Three years ago, the Historical Society of Windham County purchased the Newfane Railroad Station to save a historic landmark and to preserve a piece of Vermont history that would otherwise be lost forever. Since that time, the society has been restoring the station, which includes the old depot building and its associated water tank house, both of which were built in 1880 under the auspices of the Brattleboro - Whitehall Railroad, later called the West River Railroad.
During its operation from 1880 to 1936, the West River Railroad played a critical role both economically and socially. In 1905, the narrow gauge was replaced with standard gauge tracks and around the same time, the Newfane Depot was expanded to accommodate the increase in freight traffic. However, due to frequent accidents and weather related disasters including the Flood of ‘27, the West River Railroad became infamously known as “36 Miles of Trouble.”

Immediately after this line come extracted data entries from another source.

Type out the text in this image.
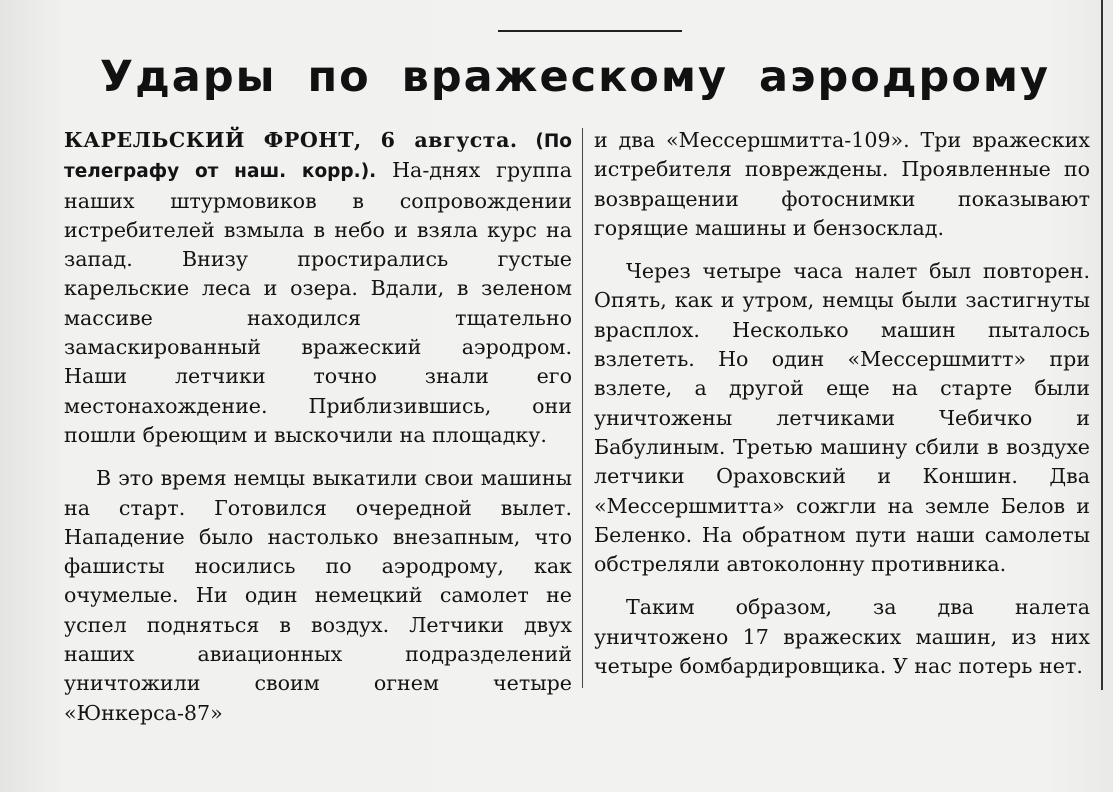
Удары по вражескому аэродрому

КАРЕЛЬСКИЙ ФРОНТ, 6 августа. (По телеграфу от наш. корр.). На-днях группа наших штурмовиков в сопровождении истребителей взмыла в небо и взяла курс на запад. Внизу простирались густые карельские леса и озера. Вдали, в зеленом массиве находился тщательно замаскированный вражеский аэродром. Наши летчики точно знали его местонахождение. Приблизившись, они пошли бреющим и выскочили на площадку.

В это время немцы выкатили свои машины на старт. Готовился очередной вылет. Нападение было настолько внезапным, что фашисты носились по аэродрому, как очумелые. Ни один немецкий самолет не успел подняться в воздух. Летчики двух наших авиационных подразделений уничтожили своим огнем четыре «Юнкерса-87»

и два «Мессершмитта-109». Три вражеских истребителя повреждены. Проявленные по возвращении фотоснимки показывают горящие машины и бензосклад.

Через четыре часа налет был повторен. Опять, как и утром, немцы были застигнуты врасплох. Несколько машин пыталось взлететь. Но один «Мессершмитт» при взлете, а другой еще на старте были уничтожены летчиками Чебичко и Бабулиным. Третью машину сбили в воздухе летчики Ораховский и Коншин. Два «Мессершмитта» сожгли на земле Белов и Беленко. На обратном пути наши самолеты обстреляли автоколонну противника.

Таким образом, за два налета уничтожено 17 вражеских машин, из них четыре бомбардировщика. У нас потерь нет.
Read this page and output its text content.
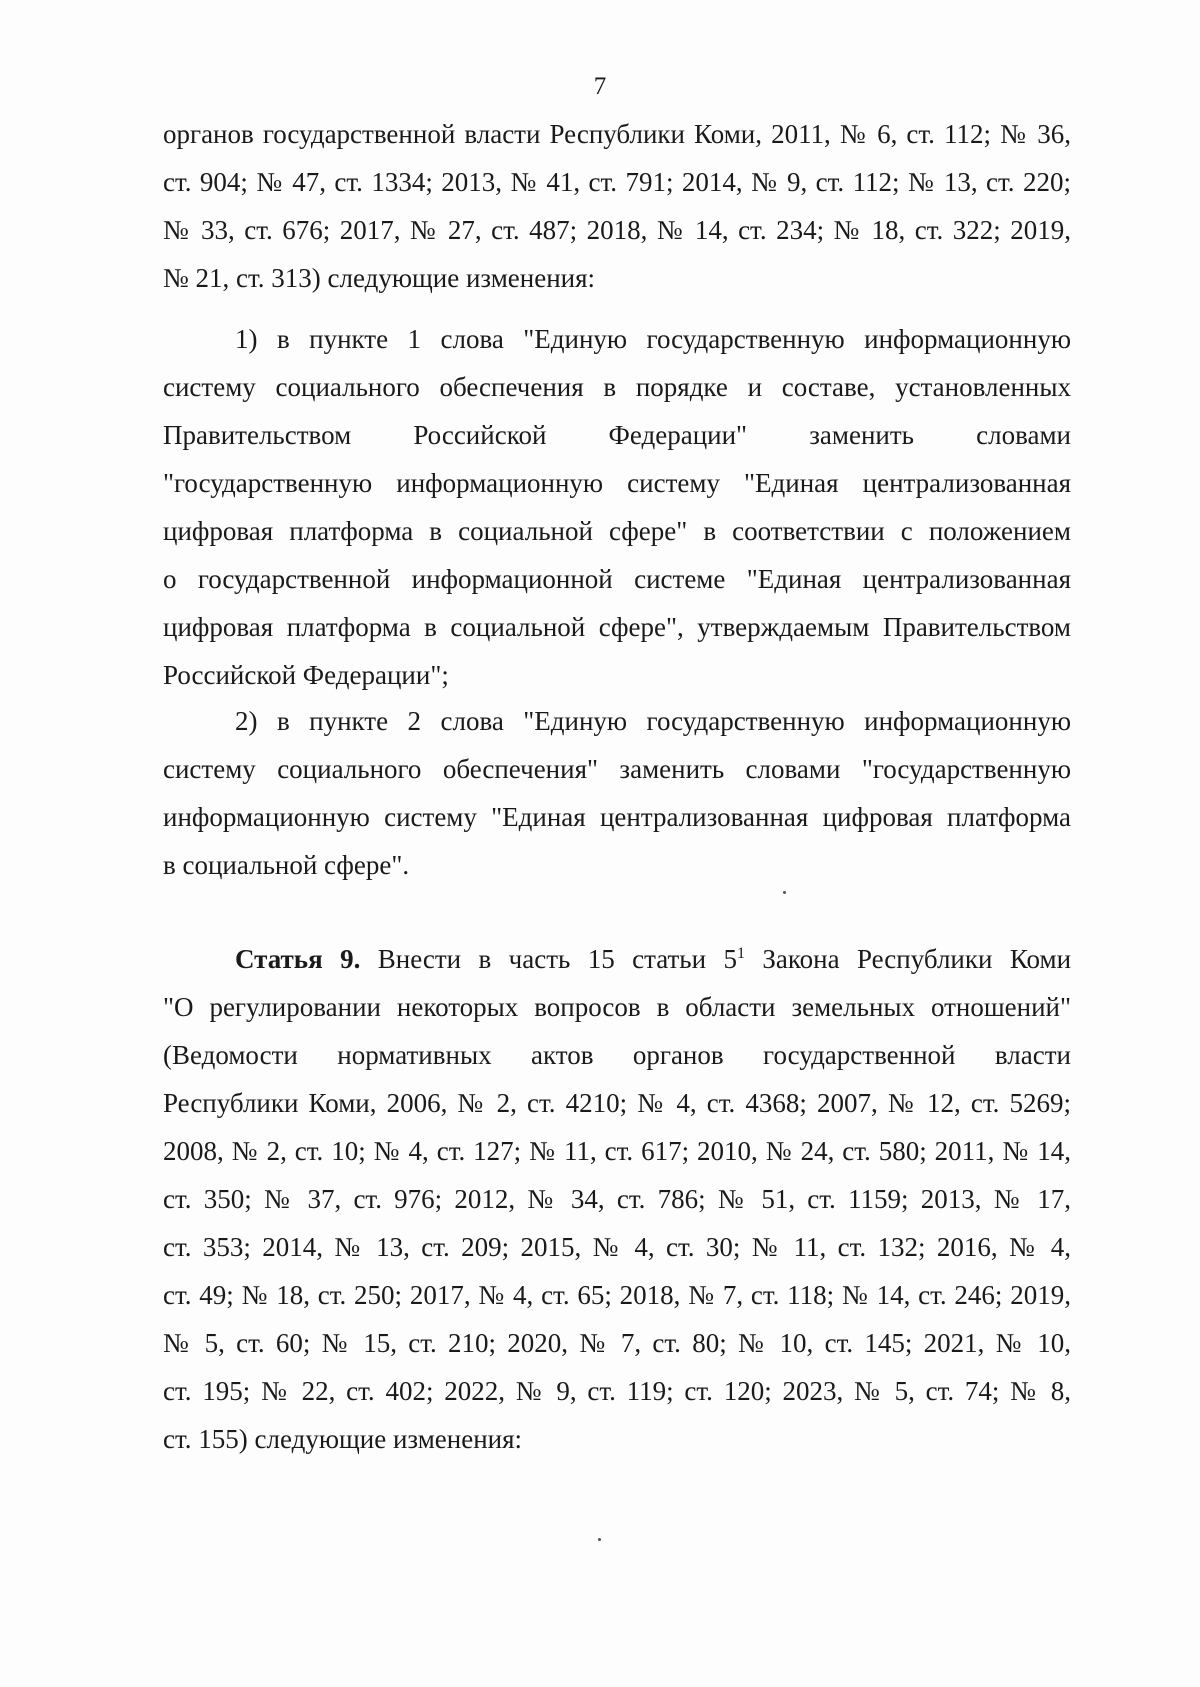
7
органов государственной власти Республики Коми, 2011, № 6, ст. 112; № 36,
ст. 904; № 47, ст. 1334; 2013, № 41, ст. 791; 2014, № 9, ст. 112; № 13, ст. 220;
№ 33, ст. 676; 2017, № 27, ст. 487; 2018, № 14, ст. 234; № 18, ст. 322; 2019,
№ 21, ст. 313) следующие изменения:
1) в пункте 1 слова "Единую государственную информационную
систему социального обеспечения в порядке и составе, установленных
Правительством Российской Федерации" заменить словами
"государственную информационную систему "Единая централизованная
цифровая платформа в социальной сфере" в соответствии с положением
о государственной информационной системе "Единая централизованная
цифровая платформа в социальной сфере", утверждаемым Правительством
Российской Федерации";
2) в пункте 2 слова "Единую государственную информационную
систему социального обеспечения" заменить словами "государственную
информационную систему "Единая централизованная цифровая платформа
в социальной сфере".
Статья 9. Внести в часть 15 статьи $5^1$ Закона Республики Коми
"О регулировании некоторых вопросов в области земельных отношений"
(Ведомости нормативных актов органов государственной власти
Республики Коми, 2006, № 2, ст. 4210; № 4, ст. 4368; 2007, № 12, ст. 5269;
2008, № 2, ст. 10; № 4, ст. 127; № 11, ст. 617; 2010, № 24, ст. 580; 2011, № 14,
ст. 350; № 37, ст. 976; 2012, № 34, ст. 786; № 51, ст. 1159; 2013, № 17,
ст. 353; 2014, № 13, ст. 209; 2015, № 4, ст. 30; № 11, ст. 132; 2016, № 4,
ст. 49; № 18, ст. 250; 2017, № 4, ст. 65; 2018, № 7, ст. 118; № 14, ст. 246; 2019,
№ 5, ст. 60; № 15, ст. 210; 2020, № 7, ст. 80; № 10, ст. 145; 2021, № 10,
ст. 195; № 22, ст. 402; 2022, № 9, ст. 119; ст. 120; 2023, № 5, ст. 74; № 8,
ст. 155) следующие изменения:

The last train rolled down the West River Railroad in 1936. The station was in private hands until it was purchased by the Historical Society of Windham County in 2014. The station is a contributing resource in the Newfane Village Historic District, which is listed in the National Register of Historic Places. The station property also preserves a section of the proposed West River Rail Trail along the railroad bed that extended 36 miles from Brattleboro to South Londonderry.
The grand opening of the West River Railroad Museum on October 14 will begin at noon with a ribbon-cutting, followed by tours of the restored depot and water tank house, exhibits of the West River Railroad, telegraph demonstrations, refreshments, and music by Colin Blazej and Friends.